Auf die Stegträgerebene folgen 23 mm dicke, bituminierte Holzfaser-Wandbauplatten als Grundlage für die belüftete, geschlossene Fassadenbekleidung. Dieser diffusionsoffene Witterungsschutz benötigt keine zusätzliche Fassadenbahn und ist dauerhaft UV-beständig. Darauf schraubte man eine horizontale Konterlattung von 100 mm, die als Hinterlüftungsebene für die abschließende, vertikale Schalung aus vorvergrauten, 22 mm dicken Lärchenholzlamellen dient. Die Installationsebenen befinden sich wärmebrückensicher in Ausfräsungen der BSP-Elemente. Auch die tragenden Innenwände bestehen aus BSP-Elementen, während die nicht tragenden als leichte Ständerkonstruktion ausgeführt wurden, gedämmt mit Steinwollebahnen und beidseitig doppelt beplankt mit Gipskartonplatten. Die Verankerungen der Außen- und Innenwände auf der Stahlbeton-Bodenplatte erfolgte über Montageschwellen. Das Mehrgenerationenhaus weist einen L-förmigen Grundriss auf, der sich im rückwärtigen Bereich von Etage zu Etage verändert. Wo im Erdgeschoß Ca­fé und Aufenthaltsbereich beheimatet sind, befinden sich in den Obergeschossen abgestufte Terrassen, die das Gesamtgefüge auflockern. Dabei wird die großflächige Bekleidung mit witterungsbeständigem Lärchenholz, die dem Gebäude eine natürliche Identität verleiht, in ausgesuchten Teilbereichen von einer kraftvollen, roten Putzfassade kontrastiert, die den modernen Charakter des Ensembles unterstreicht. In diesen Zonen hat man auf die BSP-Elemente eine 160 mm Holzfaserplatte montiert, die neben der Dämmwirkung zugleich als Träger für den abschließenden Mineralputz von 20 mm fungiert.

Flexible Lastabtragung

Die Anschlüsse der BSP-Elemente an den Stahlbetonkern erfolgten mit aufgedübelten Stahlbauteilen, darunter Ankerbolzen und Klebeanker.

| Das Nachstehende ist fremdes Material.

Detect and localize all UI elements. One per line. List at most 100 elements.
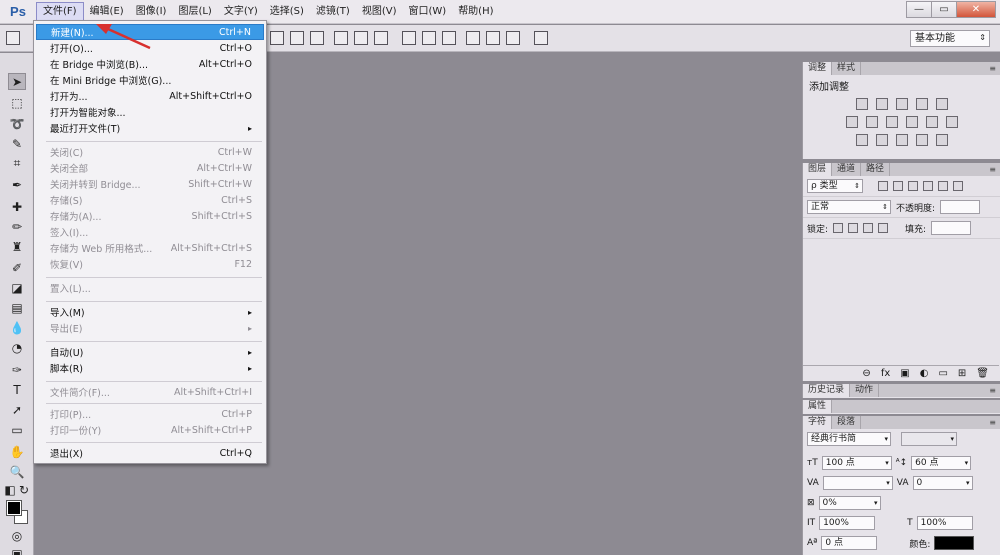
- fill-field[interactable]: [931, 221, 972, 235]
- marquee-tool-icon[interactable]: ⬚: [8, 94, 26, 111]
- menu-item-revert[interactable]: 恢复(V) F12: [36, 256, 264, 272]
- rectangle-tool-icon[interactable]: ▭: [8, 421, 26, 438]
- menu-edit[interactable]: 编辑(E): [84, 2, 130, 22]
- text-color-swatch[interactable]: [934, 536, 975, 550]
- quick-select-tool-icon[interactable]: ✎: [8, 135, 26, 152]
- history-brush-tool-icon[interactable]: ✐: [8, 259, 26, 276]
- menu-item-check-in[interactable]: 签入(I)...: [36, 224, 264, 240]
- menu-item-close-go-bridge[interactable]: 关闭并转到 Bridge... Shift+Ctrl+W: [36, 176, 264, 192]
- selective-color-icon[interactable]: [915, 134, 928, 146]
- distribute-right-icon[interactable]: [506, 31, 520, 45]
- opacity-field[interactable]: [940, 200, 981, 214]
- dodge-tool-icon[interactable]: ◔: [8, 339, 26, 356]
- hand-tool-icon[interactable]: ✋: [8, 443, 26, 460]
- tab-adjustments[interactable]: 调整: [803, 62, 833, 75]
- distribute-vcenter-icon[interactable]: [422, 31, 436, 45]
- channel-mixer-icon[interactable]: [925, 116, 938, 128]
- invert-icon[interactable]: [855, 134, 868, 146]
- brush-tool-icon[interactable]: ✏: [8, 218, 26, 235]
- menu-item-save[interactable]: 存储(S) Ctrl+S: [36, 192, 264, 208]
- menu-item-print[interactable]: 打印(P)... Ctrl+P: [36, 406, 264, 422]
- tab-properties[interactable]: 属性: [803, 400, 833, 413]
- menu-item-browse-bridge[interactable]: 在 Bridge 中浏览(B)... Alt+Ctrl+O: [36, 56, 264, 72]
- menu-item-recent-files[interactable]: 最近打开文件(T) ▸: [36, 120, 264, 136]
- gradient-tool-icon[interactable]: ▤: [8, 299, 26, 316]
- font-style-select[interactable]: ▾: [901, 432, 957, 446]
- menu-view[interactable]: 视图(V): [356, 2, 403, 22]
- levels-icon[interactable]: [875, 98, 888, 110]
- font-family-select[interactable]: 经典行书简 ▾: [807, 432, 891, 446]
- filter-pixel-icon[interactable]: [878, 181, 888, 191]
- menu-item-open[interactable]: 打开(O)... Ctrl+O: [36, 40, 264, 56]
- workspace-select[interactable]: 基本功能 ⇕: [910, 30, 990, 47]
- align-hcenter-icon[interactable]: [354, 31, 368, 45]
- menu-item-automate[interactable]: 自动(U) ▸: [36, 344, 264, 360]
- kerning-select[interactable]: ▾: [822, 476, 893, 490]
- swap-colors-icon[interactable]: ↻: [18, 481, 30, 498]
- menu-item-place[interactable]: 置入(L)...: [36, 280, 264, 296]
- menu-item-import[interactable]: 导入(M) ▸: [36, 304, 264, 320]
- menu-item-export[interactable]: 导出(E) ▸: [36, 320, 264, 336]
- menu-item-file-info[interactable]: 文件简介(F)... Alt+Shift+Ctrl+I: [36, 384, 264, 400]
- distribute-hcenter-icon[interactable]: [486, 31, 500, 45]
- layer-filter-select[interactable]: ρ 类型 ⇕: [807, 179, 863, 193]
- posterize-icon[interactable]: [875, 134, 888, 146]
- menu-item-open-smart-object[interactable]: 打开为智能对象...: [36, 104, 264, 120]
- screen-mode-icon[interactable]: ▣: [8, 545, 26, 555]
- tracking-select[interactable]: 0 ▾: [912, 476, 973, 490]
- menu-window[interactable]: 窗口(W): [402, 2, 452, 22]
- filter-adjustment-icon[interactable]: [893, 181, 903, 191]
- default-colors-icon[interactable]: ◧: [4, 481, 16, 498]
- menu-item-save-as[interactable]: 存储为(A)... Shift+Ctrl+S: [36, 208, 264, 224]
- filter-type-icon[interactable]: [908, 181, 918, 191]
- move-tool-preset-icon[interactable]: [6, 31, 20, 45]
- menu-item-browse-mini-bridge[interactable]: 在 Mini Bridge 中浏览(G)...: [36, 72, 264, 88]
- menu-file[interactable]: 文件(F): [36, 1, 84, 22]
- new-layer-icon[interactable]: ⊞: [958, 368, 966, 379]
- blur-tool-icon[interactable]: 💧: [8, 319, 26, 336]
- healing-brush-tool-icon[interactable]: ✚: [8, 198, 26, 215]
- quick-mask-icon[interactable]: ◎: [8, 527, 26, 544]
- menu-item-scripts[interactable]: 脚本(R) ▸: [36, 360, 264, 376]
- panel-menu-icon[interactable]: ≡: [989, 64, 996, 73]
- minimize-button[interactable]: —: [906, 1, 932, 18]
- zoom-tool-icon[interactable]: 🔍: [8, 463, 26, 480]
- move-tool-icon[interactable]: ➤: [8, 73, 26, 90]
- maximize-button[interactable]: ▭: [931, 1, 957, 18]
- foreground-color-swatch[interactable]: [6, 500, 22, 516]
- exposure-icon[interactable]: [915, 98, 928, 110]
- align-vcenter-icon[interactable]: [290, 31, 304, 45]
- delete-layer-icon[interactable]: 🗑: [976, 368, 989, 379]
- menu-item-close[interactable]: 关闭(C) Ctrl+W: [36, 144, 264, 160]
- filter-toggle-icon[interactable]: [953, 181, 963, 191]
- gradient-map-icon[interactable]: [935, 134, 948, 146]
- menu-type[interactable]: 文字(Y): [218, 2, 264, 22]
- menu-item-open-as[interactable]: 打开为... Alt+Shift+Ctrl+O: [36, 88, 264, 104]
- menu-filter[interactable]: 滤镜(T): [310, 2, 356, 22]
- menu-select[interactable]: 选择(S): [264, 2, 310, 22]
- align-right-icon[interactable]: [374, 31, 388, 45]
- align-bottom-icon[interactable]: [310, 31, 324, 45]
- type-tool-icon[interactable]: T: [8, 381, 26, 398]
- horizontal-scale-field[interactable]: 100%: [916, 516, 973, 530]
- eyedropper-tool-icon[interactable]: ✒: [8, 176, 26, 193]
- tab-history[interactable]: 历史记录: [803, 384, 851, 397]
- leading-select[interactable]: 60 点 ▾: [911, 456, 972, 470]
- lock-transparent-icon[interactable]: [833, 223, 844, 233]
- lock-image-icon[interactable]: [848, 223, 859, 233]
- threshold-icon[interactable]: [895, 134, 908, 146]
- vibrance-icon[interactable]: [935, 98, 948, 110]
- tab-styles[interactable]: 样式: [832, 62, 862, 75]
- filter-shape-icon[interactable]: [923, 181, 933, 191]
- link-layers-icon[interactable]: ⊖: [862, 368, 870, 379]
- tab-actions[interactable]: 动作: [850, 384, 880, 397]
- clone-stamp-tool-icon[interactable]: ♜: [8, 238, 26, 255]
- color-lookup-icon[interactable]: [945, 116, 958, 128]
- vertical-scale-field[interactable]: 100%: [819, 516, 876, 530]
- lock-position-icon[interactable]: [863, 223, 874, 233]
- tab-paragraph[interactable]: 段落: [832, 416, 862, 429]
- pen-tool-icon[interactable]: ✑: [8, 361, 26, 378]
- crop-tool-icon[interactable]: ⌗: [8, 155, 26, 172]
- menu-item-print-one[interactable]: 打印一份(Y) Alt+Shift+Ctrl+P: [36, 422, 264, 438]
- panel-menu-icon[interactable]: ≡: [989, 386, 996, 395]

Zusätzlich montierte man die Elemente über ausgefräste Schlitze, die dann mit Stabdübeln und Blechen am Kern befestigt wurden. Untereinander hat man die massivhölzernen Bauteile mit Vollgewindeschrauben zug- und druckfest verschraubt. Die Decken aus 240 mm dicken BSP-Elementen wurden statisch wirksam als Scheibe ausgeführt, wozu sie an den Stößen zur Unterstützung des Schubflusses mit aufgenagelten OSB-Streifen verbunden wurden. Diese BSP-Deckenscheiben leiten die Lasten des Holzbaus in die längeren BSP-Wände ab, von wo sie wiederum über die untere Deckenscheibe in die darunterliegenden Wände und von dort in die Stahlbeton-Gründung übertragen werden. Die BSP-Elemente wurden für die Aussteifung entsprechend dimensioniert. Dazu erklärt der verantwortliche Ingenieur der Derix-Gruppe, Timo Wedler: „Wir haben unsere X-LAM Platten je nach Notwendigkeit des Lastabtrags unterschiedlich angeordnet und dimensioniert: während die Geschosse 3 und 4 weitgehend gleichartig aufgebaut sind, wurde der geradlinige Lastabtrag aufgrund der geänderten Raumarchitektur in den Geschossen 1 und 2 unterbrochen.

Wo üblicherweise in der Deckenebene verstärkt Tragsysteme mit einem höheren Anteil Längslagen zum Einsatz kamen, wurden hier zum Beispiel auch im Bereich der Auskragungen entgegen der Haupttragrichtung Systeme mit regulären L-Aufbauten realisiert. Diese weisen einen hohen Querlagenanteil auf, den wir für eine maximal flexible Lastabtragung in beide Richtungen aktiviert haben.“

Die neue Landesbauordnung NRW ist natürlich berücksichtigt

Auf der Ebene zwischen Erd- und Obergeschoß ist ein umlaufender Brandschutzriegel eingebaut. Dazu wurden zwei KVH-Balken aus der Fassadenebene herausgezogen, der Zwischenraum der Balken mit Steinwolle gedämmt. Diese Konstruktion wurde am oberen Ende mit einem feuerverzinkten und pulverbeschichteten Stahlwinkel überzogen, der den eigentlichen Brandüberschlag verhindern soll. (Quelle: Architekten Bökamp)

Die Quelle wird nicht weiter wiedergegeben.